“Professor Hargadon, through his effective and engaging instruction, opened my mind”
As a kid, my parents called me “GoGo” because I was both really determined and really fast. Both characteristics have endured to this day, and, like most things, have been a help or a hindrance depending on the context.
In fact, my determination—i.e. my stubbornness—has driven me to explore and thrive in roles at some of the riskiest, most uncertain companies: Early-stage tech startups.
One of my first jobs out of college was at an early-stage San Francisco-based startup, Lexy, Inc., which specialized in short-form audio clips. You know, those quick bursts of news, entertainment and celebrity gossip we sometimes call podcasts. Unfortunately for us, we were far too early—people didn’t really “get” it yet—and the company ultimately closed two years after I began working there.
Luckily, I wasn’t deterred and quickly joined another startup. There, I experienced the stability of a Series B company, which was still far rockier than the average Fortune 500 corporation. In my eight years at the company, we:
- Acquired a competitor in what was deemed a “friendly takeover.”
- Engaged in a massive site cleanup and redesign in response to Google’s infamous “Panda” update.
- Transitioned from a single-site to subdomains, to a multi-site structure composed of “vertical sites” like pethelpful.com.
This experience opened my eyes to numerous possibilities and excited my curiosity.
Exploring New Ventures and an MBA
Determined to work at all the startups, I eventually sought another gig.
I joined another small company, where I really grew my product marketing and Quickbooks skills, among others. Because we were so small, everyone seemed to do a little bit of everything. But that made us scrappy and helped me branch out and dabble a bit in machine learning.
Four years and two more startups later and I found myself still uncertain about where I wanted to work. It was March of 2020 and I was unsure what value I would add to a company given my broad, generalist background.
“Education is not the filling of a pail, but the lighting of a fire.”
I decided to pursue my MBA, and transform my business skillset.
I chose UC Davis’ Full-Time MBA program, and fall 2021 was the first time I heard from Professor Andrew Hargadon. I was listening to a thought-transforming first lesson on how the use of penicillin was only possible because of the work of scientists before Alexander Fleming.
Professor Hargadon had my attention. Through readings, lectures, videos and other activities in his Management of Innovation course, Hargadon systematically debunked the so-called “great man” theory, which elevates founders and inventors to near-celebrity, or deity status (e.g. Elon Musk).
Hargadon’s lessons never denigrated or diminished the intellect or core capabilities of founders like Musk, rather they provided a new framework with which to evaluate the “recipe” for success of modern and historical innovations.
Hargadon genuinely empowered us by methodically deconstructing and delineating the complex systems that, for example, enabled the widespread adoption of electric vehicles, Google searches and the television. If Steve Jobs could build the most profitable stores in the United States with zero background in retail, surely we could accomplish something great or drive innovation if bolstered by experts, advisors and knowing what not to do from prior competitors.
Closing the Gap
Do you remember where you were when everything fell into place? I do.

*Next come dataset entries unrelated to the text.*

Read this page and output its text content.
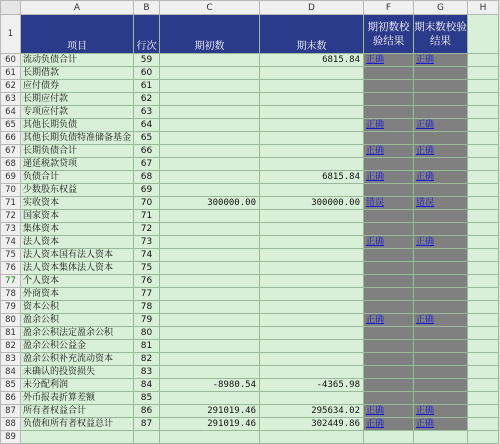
	A	B	C	D	F	G	H
1	项目	行次	期初数	期末数	期初数校验结果	期末数校验结果	
60	流动负债合计	59		6815.84	正确	正确	
61	长期借款	60					
62	应付债券	61					
63	长期应付款	62					
64	专项应付款	63					
65	其他长期负债	64			正确	正确	
66	其他长期负债特准储备基金	65					
67	长期负债合计	66			正确	正确	
68	递延税款贷项	67					
69	负债合计	68		6815.84	正确	正确	
70	少数股东权益	69					
71	实收资本	70	300000.00	300000.00	错误	错误	
72	国家资本	71					
73	集体资本	72					
74	法人资本	73			正确	正确	
75	法人资本国有法人资本	74					
76	法人资本集体法人资本	75					
77	个人资本	76					
78	外商资本	77					
79	资本公积	78					
80	盈余公积	79			正确	正确	
81	盈余公积法定盈余公积	80					
82	盈余公积公益金	81					
83	盈余公积补充流动资本	82					
84	未确认的投资损失	83					
85	未分配利润	84	-8980.54	-4365.98			
86	外币报表折算差额	85					
87	所有者权益合计	86	291019.46	295634.02	正确	正确	
88	负债和所有者权益总计	87	291019.46	302449.86	正确	正确	
89							
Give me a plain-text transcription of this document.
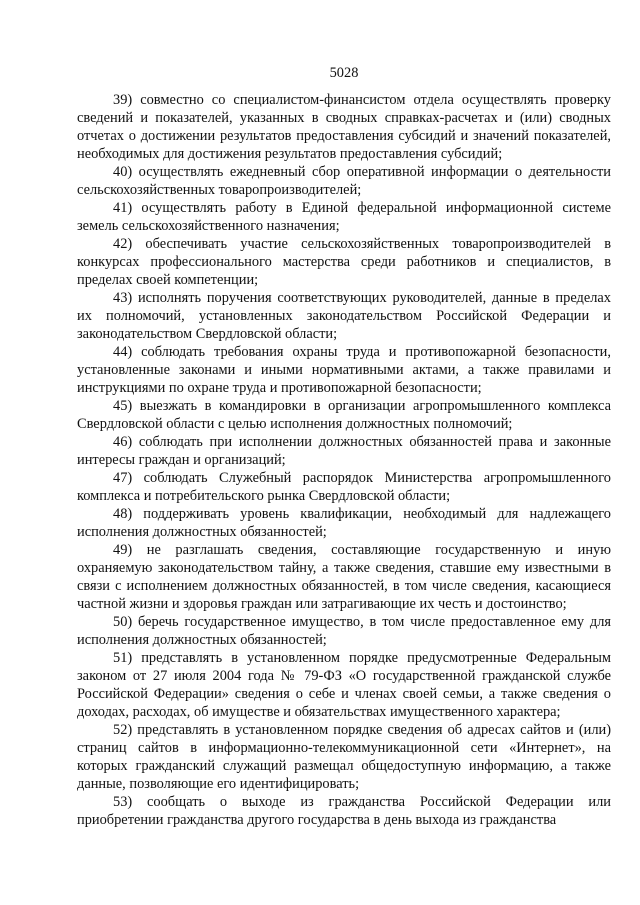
5028

39) совместно со специалистом-финансистом отдела осуществлять проверку сведений и показателей, указанных в сводных справках-расчетах и (или) сводных отчетах о достижении результатов предоставления субсидий и значений показателей, необходимых для достижения результатов предоставления субсидий;

40) осуществлять ежедневный сбор оперативной информации о деятельности сельскохозяйственных товаропроизводителей;

41) осуществлять работу в Единой федеральной информационной системе земель сельскохозяйственного назначения;

42) обеспечивать участие сельскохозяйственных товаропроизводителей в конкурсах профессионального мастерства среди работников и специалистов, в пределах своей компетенции;

43) исполнять поручения соответствующих руководителей, данные в пределах их полномочий, установленных законодательством Российской Федерации и законодательством Свердловской области;

44) соблюдать требования охраны труда и противопожарной безопасности, установленные законами и иными нормативными актами, а также правилами и инструкциями по охране труда и противопожарной безопасности;

45) выезжать в командировки в организации агропромышленного комплекса Свердловской области с целью исполнения должностных полномочий;

46) соблюдать при исполнении должностных обязанностей права и законные интересы граждан и организаций;

47) соблюдать Служебный распорядок Министерства агропромышленного комплекса и потребительского рынка Свердловской области;

48) поддерживать уровень квалификации, необходимый для надлежащего исполнения должностных обязанностей;

49) не разглашать сведения, составляющие государственную и иную охраняемую законодательством тайну, а также сведения, ставшие ему известными в связи с исполнением должностных обязанностей, в том числе сведения, касающиеся частной жизни и здоровья граждан или затрагивающие их честь и достоинство;

50) беречь государственное имущество, в том числе предоставленное ему для исполнения должностных обязанностей;

51) представлять в установленном порядке предусмотренные Федеральным законом от 27 июля 2004 года № 79-ФЗ «О государственной гражданской службе Российской Федерации» сведения о себе и членах своей семьи, а также сведения о доходах, расходах, об имуществе и обязательствах имущественного характера;

52) представлять в установленном порядке сведения об адресах сайтов и (или) страниц сайтов в информационно-телекоммуникационной сети «Интернет», на которых гражданский служащий размещал общедоступную информацию, а также данные, позволяющие его идентифицировать;

53) сообщать о выходе из гражданства Российской Федерации или приобретении гражданства другого государства в день выхода из гражданства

It was in Hargadon’s class that everything started making sense. My career moves over the years, serving as a Swiss army knife in human form—it all began to seem less random and more valuable, especially when I learned I was one of the few people in my class with that degree of startup experience.
As the quarter progressed, I developed a coherent story about my background, one that melded my seemingly disparate work experiences. In doing so, I released many negative feelings and discharged the voices from my past that questioned what exactly I was doing and made me doubt myself.
I began appreciating my boldness and curiosity and realized each was an asset. I finally understood my, to use a marketing term, unique selling proposition. I also learned to trust myself and my choices, even though it’s sometimes lonely or scary. Indeed, showing up and authentically sharing my work history and enthusiasm for startups paved the way for my attainment of a full-time role after graduation as an innovation analyst at VentureFuel.
“I am not a teacher, but an awakener.” – Robert Frost
Although I have not seen Good Will Hunting, I do know it involves an awakening catalyzed by a college professor. That scene has played out in real life for me.
Professor Hargadon, through his effective and engaging instruction, opened my mind in ways I couldn’t have anticipated. His enthusiasm for innovation and entrepreneurship, bolstered by a firm grounding in traditional business concepts, provided the perfect laboratory for a new schema with which I could view my unique startup background.
Thank you, Professor Hargadon, for helping me find my way.